Well, it matters because those portraits of dead white men at Hertford, and other Oxbridge colleges, are just occasionally varied with portraits of their female counterparts. At Pembroke College, Cambridge, we have Marie de St Pol. The Bodleian holds the portrait of Dervorguilla of Galloway, who part-funded Balliol. Queen’s College, Oxford, owns a rather dodgy post-medieval picture of its medieval patron, Queen Philippa of Hainault. Clare College, Cambridge, has a picture of its second founder, Elizabeth de Clare. Both Margaret of Anjou and Elizabeth Woodville are credited with the founding of Queens’ Cambridge (hence the position of its apostrophe).

And so it goes on. For wealthy medieval women, donating money to an Oxbridge college was a perfectly normal act of piety, something for which they fully expected to be remembered. After Wycliffie, such activities would not have been incompatible with paying for a beautifully hand-copied manuscript of the English Bible. Some women even translated portions of the Bible for themselves, or read in Latin or French.

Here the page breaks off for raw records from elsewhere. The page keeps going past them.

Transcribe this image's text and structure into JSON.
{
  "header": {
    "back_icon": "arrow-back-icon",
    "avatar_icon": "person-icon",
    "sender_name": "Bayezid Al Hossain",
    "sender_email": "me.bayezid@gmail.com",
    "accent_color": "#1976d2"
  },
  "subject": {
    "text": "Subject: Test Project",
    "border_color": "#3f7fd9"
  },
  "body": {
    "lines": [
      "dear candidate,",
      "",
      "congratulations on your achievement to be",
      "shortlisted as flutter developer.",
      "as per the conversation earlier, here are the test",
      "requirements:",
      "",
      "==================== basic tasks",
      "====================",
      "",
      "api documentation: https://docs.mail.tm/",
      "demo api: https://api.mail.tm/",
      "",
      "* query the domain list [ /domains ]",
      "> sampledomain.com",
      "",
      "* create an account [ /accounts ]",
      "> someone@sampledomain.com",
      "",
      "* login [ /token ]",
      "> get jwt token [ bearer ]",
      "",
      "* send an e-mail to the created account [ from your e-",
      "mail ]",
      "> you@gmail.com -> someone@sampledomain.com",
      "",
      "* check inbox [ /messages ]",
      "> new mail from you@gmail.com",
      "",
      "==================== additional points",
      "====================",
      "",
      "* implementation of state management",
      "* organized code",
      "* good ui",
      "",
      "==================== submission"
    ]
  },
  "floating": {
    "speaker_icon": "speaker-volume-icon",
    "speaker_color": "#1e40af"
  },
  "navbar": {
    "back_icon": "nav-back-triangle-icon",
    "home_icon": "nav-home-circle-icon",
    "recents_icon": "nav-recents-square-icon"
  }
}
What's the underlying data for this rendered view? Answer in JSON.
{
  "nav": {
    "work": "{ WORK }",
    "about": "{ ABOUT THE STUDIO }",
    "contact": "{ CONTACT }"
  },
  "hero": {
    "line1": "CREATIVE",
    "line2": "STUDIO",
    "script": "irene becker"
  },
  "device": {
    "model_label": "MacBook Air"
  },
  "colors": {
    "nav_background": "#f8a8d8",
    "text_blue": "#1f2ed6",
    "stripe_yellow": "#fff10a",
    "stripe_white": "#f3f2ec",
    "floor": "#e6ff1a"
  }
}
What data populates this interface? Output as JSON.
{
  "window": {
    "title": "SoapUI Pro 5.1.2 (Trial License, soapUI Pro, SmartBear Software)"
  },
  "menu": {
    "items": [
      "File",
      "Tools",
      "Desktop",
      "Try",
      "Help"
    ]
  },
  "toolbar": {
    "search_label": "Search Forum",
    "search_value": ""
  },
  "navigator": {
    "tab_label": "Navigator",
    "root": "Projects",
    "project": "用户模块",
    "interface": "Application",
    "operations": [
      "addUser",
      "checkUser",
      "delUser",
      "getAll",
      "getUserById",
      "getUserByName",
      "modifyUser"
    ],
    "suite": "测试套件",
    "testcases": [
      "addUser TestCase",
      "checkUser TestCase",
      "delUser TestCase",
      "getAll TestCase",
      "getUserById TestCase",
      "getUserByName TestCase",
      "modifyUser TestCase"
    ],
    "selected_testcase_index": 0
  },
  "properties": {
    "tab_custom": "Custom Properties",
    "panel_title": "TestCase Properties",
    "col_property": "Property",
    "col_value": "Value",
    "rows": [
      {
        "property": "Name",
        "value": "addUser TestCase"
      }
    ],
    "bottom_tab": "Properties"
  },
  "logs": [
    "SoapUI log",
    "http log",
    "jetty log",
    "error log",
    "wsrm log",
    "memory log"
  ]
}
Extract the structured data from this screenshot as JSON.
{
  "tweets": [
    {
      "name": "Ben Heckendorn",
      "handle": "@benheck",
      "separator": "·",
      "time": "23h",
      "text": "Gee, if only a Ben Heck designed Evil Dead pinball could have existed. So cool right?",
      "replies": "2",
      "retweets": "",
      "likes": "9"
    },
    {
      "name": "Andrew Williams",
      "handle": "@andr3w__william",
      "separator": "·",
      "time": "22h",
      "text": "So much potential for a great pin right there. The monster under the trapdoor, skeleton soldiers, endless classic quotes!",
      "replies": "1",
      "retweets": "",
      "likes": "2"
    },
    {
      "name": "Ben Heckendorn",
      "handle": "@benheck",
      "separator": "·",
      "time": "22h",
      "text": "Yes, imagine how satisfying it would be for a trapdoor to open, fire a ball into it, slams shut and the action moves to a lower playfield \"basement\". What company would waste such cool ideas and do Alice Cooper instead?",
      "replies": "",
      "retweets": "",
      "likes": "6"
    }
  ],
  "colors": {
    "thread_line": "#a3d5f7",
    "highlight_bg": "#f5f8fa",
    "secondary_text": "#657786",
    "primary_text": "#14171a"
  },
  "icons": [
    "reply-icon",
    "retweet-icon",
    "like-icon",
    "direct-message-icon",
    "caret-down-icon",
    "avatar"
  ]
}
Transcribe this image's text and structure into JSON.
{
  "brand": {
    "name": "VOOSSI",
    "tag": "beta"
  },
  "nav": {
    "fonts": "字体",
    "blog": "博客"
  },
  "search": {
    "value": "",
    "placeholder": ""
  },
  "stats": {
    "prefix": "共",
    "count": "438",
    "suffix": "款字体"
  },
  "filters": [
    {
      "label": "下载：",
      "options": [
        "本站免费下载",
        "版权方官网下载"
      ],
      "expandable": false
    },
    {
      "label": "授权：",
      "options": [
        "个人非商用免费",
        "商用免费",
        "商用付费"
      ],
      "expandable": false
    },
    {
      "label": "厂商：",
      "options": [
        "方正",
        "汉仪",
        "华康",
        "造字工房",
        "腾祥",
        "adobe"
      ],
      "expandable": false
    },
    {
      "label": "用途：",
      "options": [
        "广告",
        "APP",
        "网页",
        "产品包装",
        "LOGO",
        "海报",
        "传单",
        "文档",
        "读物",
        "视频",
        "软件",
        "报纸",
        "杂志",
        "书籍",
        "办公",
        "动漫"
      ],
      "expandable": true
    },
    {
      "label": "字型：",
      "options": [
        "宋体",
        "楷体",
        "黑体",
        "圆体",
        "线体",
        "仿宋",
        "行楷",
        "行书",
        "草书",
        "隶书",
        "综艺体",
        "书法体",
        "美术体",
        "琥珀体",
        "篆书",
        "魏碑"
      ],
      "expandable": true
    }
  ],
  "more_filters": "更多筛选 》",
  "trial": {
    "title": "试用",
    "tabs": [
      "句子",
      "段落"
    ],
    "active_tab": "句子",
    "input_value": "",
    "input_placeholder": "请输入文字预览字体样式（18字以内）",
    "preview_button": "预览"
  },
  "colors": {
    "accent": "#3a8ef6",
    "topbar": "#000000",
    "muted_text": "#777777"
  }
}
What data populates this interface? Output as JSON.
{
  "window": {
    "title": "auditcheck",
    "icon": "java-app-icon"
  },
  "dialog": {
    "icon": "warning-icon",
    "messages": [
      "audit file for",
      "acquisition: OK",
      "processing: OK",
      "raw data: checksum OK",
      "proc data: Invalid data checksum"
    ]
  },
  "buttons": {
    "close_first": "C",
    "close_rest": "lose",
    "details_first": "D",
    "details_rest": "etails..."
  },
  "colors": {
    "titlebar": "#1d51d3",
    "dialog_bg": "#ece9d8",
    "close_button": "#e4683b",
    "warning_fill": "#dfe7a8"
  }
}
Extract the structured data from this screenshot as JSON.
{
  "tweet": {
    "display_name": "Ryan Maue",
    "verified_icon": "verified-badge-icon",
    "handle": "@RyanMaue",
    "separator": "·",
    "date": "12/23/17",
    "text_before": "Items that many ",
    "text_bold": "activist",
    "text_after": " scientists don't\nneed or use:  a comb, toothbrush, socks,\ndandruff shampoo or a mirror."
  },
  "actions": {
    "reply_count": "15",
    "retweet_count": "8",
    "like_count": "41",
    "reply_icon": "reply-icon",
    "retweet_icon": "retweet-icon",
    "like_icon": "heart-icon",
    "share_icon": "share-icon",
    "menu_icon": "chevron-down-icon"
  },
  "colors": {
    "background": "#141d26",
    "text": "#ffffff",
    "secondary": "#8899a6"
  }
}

There is a continuity to women’s involvement in academia, even in Oxbridge. And sure, founding a college (or having a foundation named after you) isn’t remotely the same thing as being allowed to study there. So, I love Hertford’s new portraits, and I love the idea behind them. But I hope that, when they face the inevitable backlash of male voices shouting about the sanctity of tradition, they’ll keep in mind that there is also a long-forgotten history of women who deserve to be remembered.

Note

On the subject of the title of this post – well, no, not really. I doubt Wycliffe had a feminist idea in his life. But the idea tickles me.